21 febbraio 2026

sabato dopo le Ceneri

In quel tempo, Gesù vide un pubblicano di nome Levi, seduto al banco delle imposte, e gli disse: «Seguimi!». Ed egli, lasciando tutto, si alzò e lo seguì. Poi Levi gli preparò un grande banchetto nella sua casa. C’era una folla numerosa di pubblicani e d’altra gente, che erano con loro a tavola. I farisei e i loro scribi mormoravano e dicevano ai suoi discepoli: «Come mai mangiate e bevete insieme ai pubblicani e ai peccatori?». Gesù rispose loro: «Non sono i sani che hanno bisogno del medico, ma i malati; io non sono venuto a chiamare i giusti, ma i peccatori perché si convertano» (Lc 5, 27-32).

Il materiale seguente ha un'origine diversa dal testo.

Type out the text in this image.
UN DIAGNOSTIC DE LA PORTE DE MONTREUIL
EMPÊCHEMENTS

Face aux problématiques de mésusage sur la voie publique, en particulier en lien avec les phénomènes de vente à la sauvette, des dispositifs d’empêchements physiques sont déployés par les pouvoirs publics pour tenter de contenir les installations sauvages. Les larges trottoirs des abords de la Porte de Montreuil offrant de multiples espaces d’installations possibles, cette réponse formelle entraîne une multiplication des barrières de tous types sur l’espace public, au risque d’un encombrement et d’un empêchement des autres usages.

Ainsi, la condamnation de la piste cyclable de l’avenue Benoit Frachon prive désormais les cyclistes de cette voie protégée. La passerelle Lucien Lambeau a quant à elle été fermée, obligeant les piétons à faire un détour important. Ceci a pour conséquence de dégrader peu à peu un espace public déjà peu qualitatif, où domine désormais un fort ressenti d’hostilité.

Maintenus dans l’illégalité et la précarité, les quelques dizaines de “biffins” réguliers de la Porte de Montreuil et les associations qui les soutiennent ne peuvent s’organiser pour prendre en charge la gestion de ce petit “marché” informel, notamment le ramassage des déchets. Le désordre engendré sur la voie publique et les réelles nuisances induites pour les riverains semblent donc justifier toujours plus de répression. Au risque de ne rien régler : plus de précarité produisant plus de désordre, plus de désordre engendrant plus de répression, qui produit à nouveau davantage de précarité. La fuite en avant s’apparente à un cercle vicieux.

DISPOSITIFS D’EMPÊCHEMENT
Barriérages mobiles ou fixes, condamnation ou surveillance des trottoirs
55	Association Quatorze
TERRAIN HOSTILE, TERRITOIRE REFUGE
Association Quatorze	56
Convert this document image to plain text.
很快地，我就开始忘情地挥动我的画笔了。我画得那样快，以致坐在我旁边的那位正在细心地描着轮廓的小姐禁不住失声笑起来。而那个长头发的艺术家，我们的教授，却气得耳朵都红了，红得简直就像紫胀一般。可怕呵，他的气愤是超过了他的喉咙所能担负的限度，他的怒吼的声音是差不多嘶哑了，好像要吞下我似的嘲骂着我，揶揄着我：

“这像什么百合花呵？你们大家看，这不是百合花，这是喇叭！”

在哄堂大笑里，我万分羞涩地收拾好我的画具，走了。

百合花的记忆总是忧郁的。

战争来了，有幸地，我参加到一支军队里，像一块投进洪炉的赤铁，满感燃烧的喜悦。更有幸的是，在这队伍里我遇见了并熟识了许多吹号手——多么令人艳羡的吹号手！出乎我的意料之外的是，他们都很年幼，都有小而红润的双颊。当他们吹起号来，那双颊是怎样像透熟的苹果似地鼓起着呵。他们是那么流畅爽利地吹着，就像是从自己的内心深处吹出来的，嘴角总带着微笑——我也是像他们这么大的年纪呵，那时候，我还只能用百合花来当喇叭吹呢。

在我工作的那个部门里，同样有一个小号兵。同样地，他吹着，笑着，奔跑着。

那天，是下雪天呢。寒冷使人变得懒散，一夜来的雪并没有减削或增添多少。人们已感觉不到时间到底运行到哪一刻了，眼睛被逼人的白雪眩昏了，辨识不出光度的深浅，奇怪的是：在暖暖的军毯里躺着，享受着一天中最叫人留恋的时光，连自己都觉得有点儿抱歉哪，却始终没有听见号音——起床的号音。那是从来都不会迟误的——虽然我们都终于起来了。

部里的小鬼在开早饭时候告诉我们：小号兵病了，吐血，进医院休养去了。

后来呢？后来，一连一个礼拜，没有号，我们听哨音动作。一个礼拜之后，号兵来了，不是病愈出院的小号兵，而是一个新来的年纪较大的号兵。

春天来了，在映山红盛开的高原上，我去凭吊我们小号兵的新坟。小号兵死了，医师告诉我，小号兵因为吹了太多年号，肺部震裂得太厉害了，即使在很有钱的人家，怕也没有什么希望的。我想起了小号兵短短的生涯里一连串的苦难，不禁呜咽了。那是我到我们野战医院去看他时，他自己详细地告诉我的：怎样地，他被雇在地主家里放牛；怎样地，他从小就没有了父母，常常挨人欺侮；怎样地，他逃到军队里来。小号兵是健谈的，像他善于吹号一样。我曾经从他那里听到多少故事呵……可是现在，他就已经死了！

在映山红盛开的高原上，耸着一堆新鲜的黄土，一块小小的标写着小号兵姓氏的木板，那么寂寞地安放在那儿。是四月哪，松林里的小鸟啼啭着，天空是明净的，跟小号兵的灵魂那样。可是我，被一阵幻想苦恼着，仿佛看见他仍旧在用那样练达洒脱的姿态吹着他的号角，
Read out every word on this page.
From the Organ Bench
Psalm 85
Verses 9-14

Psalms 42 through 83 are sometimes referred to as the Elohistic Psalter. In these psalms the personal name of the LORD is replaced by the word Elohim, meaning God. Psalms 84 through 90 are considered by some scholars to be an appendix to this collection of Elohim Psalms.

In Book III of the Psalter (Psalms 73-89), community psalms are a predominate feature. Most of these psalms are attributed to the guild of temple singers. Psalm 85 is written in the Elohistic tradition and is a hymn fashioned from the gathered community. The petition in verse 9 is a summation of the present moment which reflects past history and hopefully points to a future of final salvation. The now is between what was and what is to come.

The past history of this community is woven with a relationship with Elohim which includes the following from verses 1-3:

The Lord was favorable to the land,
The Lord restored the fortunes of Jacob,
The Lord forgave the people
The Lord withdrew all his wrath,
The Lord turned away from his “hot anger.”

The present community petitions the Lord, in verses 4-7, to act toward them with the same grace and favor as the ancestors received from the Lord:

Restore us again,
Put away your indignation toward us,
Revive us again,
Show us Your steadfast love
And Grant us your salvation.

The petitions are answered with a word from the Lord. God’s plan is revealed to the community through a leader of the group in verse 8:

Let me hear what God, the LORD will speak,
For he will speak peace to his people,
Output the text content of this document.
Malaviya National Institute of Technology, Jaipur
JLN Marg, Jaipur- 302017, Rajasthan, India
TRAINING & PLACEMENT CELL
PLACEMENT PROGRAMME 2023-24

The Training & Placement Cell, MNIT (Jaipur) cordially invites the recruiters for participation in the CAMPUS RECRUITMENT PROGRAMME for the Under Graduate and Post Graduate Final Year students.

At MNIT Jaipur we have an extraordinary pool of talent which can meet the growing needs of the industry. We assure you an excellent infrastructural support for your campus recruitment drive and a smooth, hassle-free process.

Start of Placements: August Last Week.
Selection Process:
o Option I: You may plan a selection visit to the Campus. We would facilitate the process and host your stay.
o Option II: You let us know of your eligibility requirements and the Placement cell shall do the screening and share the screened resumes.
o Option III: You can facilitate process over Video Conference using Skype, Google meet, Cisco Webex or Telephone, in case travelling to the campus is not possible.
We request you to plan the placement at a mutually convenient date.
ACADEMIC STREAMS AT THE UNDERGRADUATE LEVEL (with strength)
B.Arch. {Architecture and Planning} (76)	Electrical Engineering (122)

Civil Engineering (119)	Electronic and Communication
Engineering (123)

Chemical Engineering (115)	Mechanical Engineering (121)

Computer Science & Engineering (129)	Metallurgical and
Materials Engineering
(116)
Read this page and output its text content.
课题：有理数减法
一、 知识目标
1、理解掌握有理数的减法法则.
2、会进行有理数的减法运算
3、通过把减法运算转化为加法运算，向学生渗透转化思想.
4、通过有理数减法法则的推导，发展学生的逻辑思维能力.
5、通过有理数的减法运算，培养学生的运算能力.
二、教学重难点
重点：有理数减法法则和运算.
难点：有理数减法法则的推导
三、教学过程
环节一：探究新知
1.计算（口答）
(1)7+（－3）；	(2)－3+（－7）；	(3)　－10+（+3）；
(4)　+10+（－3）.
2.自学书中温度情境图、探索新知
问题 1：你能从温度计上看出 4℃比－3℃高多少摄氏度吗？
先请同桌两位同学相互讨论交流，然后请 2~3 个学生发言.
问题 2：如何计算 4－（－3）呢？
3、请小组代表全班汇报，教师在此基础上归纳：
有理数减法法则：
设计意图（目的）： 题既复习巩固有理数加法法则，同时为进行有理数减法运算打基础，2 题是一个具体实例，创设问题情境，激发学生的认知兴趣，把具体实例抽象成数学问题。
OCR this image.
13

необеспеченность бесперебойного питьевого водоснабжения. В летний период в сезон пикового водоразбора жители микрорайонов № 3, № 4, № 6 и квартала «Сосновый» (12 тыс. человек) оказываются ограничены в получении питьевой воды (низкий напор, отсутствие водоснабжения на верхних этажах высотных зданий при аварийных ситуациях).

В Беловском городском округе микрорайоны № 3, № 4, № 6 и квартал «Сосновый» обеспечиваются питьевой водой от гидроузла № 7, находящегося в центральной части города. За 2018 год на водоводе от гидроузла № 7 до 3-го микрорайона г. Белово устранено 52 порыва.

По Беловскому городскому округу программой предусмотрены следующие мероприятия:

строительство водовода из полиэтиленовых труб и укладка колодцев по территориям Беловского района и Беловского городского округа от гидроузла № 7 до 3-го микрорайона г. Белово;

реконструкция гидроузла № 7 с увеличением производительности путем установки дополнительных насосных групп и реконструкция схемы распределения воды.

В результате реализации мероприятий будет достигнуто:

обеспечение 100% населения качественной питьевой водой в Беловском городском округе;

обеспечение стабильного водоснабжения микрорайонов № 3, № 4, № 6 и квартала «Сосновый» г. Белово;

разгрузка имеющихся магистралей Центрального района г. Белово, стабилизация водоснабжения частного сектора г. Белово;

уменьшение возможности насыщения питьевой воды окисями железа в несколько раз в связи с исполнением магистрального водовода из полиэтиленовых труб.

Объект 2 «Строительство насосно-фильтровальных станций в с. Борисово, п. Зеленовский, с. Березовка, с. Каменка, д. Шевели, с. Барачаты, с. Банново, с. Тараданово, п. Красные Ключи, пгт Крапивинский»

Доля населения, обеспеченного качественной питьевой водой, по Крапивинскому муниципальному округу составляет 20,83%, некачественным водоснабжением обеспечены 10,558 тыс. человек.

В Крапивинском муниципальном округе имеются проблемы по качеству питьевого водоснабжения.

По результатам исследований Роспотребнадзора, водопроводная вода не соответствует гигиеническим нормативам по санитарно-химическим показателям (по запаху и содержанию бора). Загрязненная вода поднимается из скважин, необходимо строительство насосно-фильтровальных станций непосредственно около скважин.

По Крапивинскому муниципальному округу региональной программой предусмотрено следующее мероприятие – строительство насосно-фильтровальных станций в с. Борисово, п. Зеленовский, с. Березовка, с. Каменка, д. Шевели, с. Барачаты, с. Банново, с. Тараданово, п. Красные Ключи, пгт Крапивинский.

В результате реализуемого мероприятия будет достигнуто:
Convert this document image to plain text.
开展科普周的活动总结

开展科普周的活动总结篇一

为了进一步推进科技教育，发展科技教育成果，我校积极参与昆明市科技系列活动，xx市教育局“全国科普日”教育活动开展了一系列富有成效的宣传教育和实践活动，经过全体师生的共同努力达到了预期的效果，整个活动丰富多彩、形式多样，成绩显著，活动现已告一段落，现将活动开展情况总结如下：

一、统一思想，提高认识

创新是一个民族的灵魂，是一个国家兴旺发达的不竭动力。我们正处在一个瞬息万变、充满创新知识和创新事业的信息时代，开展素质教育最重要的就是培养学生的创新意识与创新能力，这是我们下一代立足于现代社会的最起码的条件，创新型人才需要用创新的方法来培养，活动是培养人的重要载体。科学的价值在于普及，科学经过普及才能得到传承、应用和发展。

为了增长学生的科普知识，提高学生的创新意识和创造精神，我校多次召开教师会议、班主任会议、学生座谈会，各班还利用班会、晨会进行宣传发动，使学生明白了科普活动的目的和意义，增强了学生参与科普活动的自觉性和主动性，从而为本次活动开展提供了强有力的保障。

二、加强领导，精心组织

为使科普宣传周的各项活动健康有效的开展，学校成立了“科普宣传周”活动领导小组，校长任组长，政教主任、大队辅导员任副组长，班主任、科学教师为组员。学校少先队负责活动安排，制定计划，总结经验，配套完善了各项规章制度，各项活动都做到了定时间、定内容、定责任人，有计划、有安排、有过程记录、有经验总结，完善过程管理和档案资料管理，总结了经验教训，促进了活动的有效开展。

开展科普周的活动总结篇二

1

Il brano ci pone davanti a una scena semplice e sconvolgente: Gesù che passa, vede un pubblicano seduto al banco delle imposte e gli dice: «Seguimi». E Levi, lasciando tutto, si alza e lo segue. Il protagonista nascosto del testo è lo sguardo di Gesù. Non è Levi a cercare Gesù: è Gesù che vede Levi. Il pubblicano è un uomo segnato da una reputazione negativa. Collaboratore del potere romano, percepito come traditore, peccatore pubblico. Eppure Gesù non vede prima il peccato, ma la possibilità. Qui si manifesta la logica della grazia: Dio non chiama i perfetti, ma rende perfetti coloro che chiama. Sant’Ambrogio commenta: «Non guardò i suoi peccati, ma la sua fede futura». Quante volte anche noi restiamo seduti al nostro “banco delle imposte”, cioè nelle nostre abitudini, nei compromessi, nelle sicurezze? Il Signore passa anche oggi e dice: Seguimi. Il testo è essenziale: «Ed egli, lasciando tutto, si alzò e lo seguì». Tre verbi: lasciare, alzarsi e seguire. Il “lasciare” non è prima di tutto materiale, ma esistenziale. Levi lascia un’identità chiusa nel proprio passato. Si alza — verbo che nel Vangelo richiama anche la risurrezione. La sequela è sempre un passaggio pasquale: dalla stasi alla vita. Qui si può collegare il cammino quaresimale: ogni conversione è un alzarsi. Levi organizza un grande banchetto. Il primo gesto del convertito non è il moralismo, ma la festa. Gesù siede a tavola con pubblicani e peccatori. Per i farisei è uno scandalo: un maestro religioso dovrebbe mantenere distanza. Ma Gesù rivela il volto autentico di Dio: «Non sono i sani che hanno bisogno del medico, ma i malati; non sono venuto a chiamare i giusti, ma i peccatori alla conversione». Qui troviamo il cuore del Vangelo secondo Luca: Dio è il medico che entra nelle nostre ferite. La Chiesa non è il club dei perfetti, ma l’ospedale dove Cristo cura. Il pubblicano Levi diventerà l’evangelista Matteo. Chi era considerato peccatore diventa narratore del Vangelo. Questo è il miracolo della misericordia: Dio non solo perdona il passato, ma trasforma la storia in missione. Si potrebbe concludere così: Signore, quando passi accanto a noi, donaci il coraggio di alzarci. Liberaci dalla presunzione di sentirci sani e rendici una Chiesa che sa fare festa per ogni peccatore ritrovato (Don Gian Franco Poli).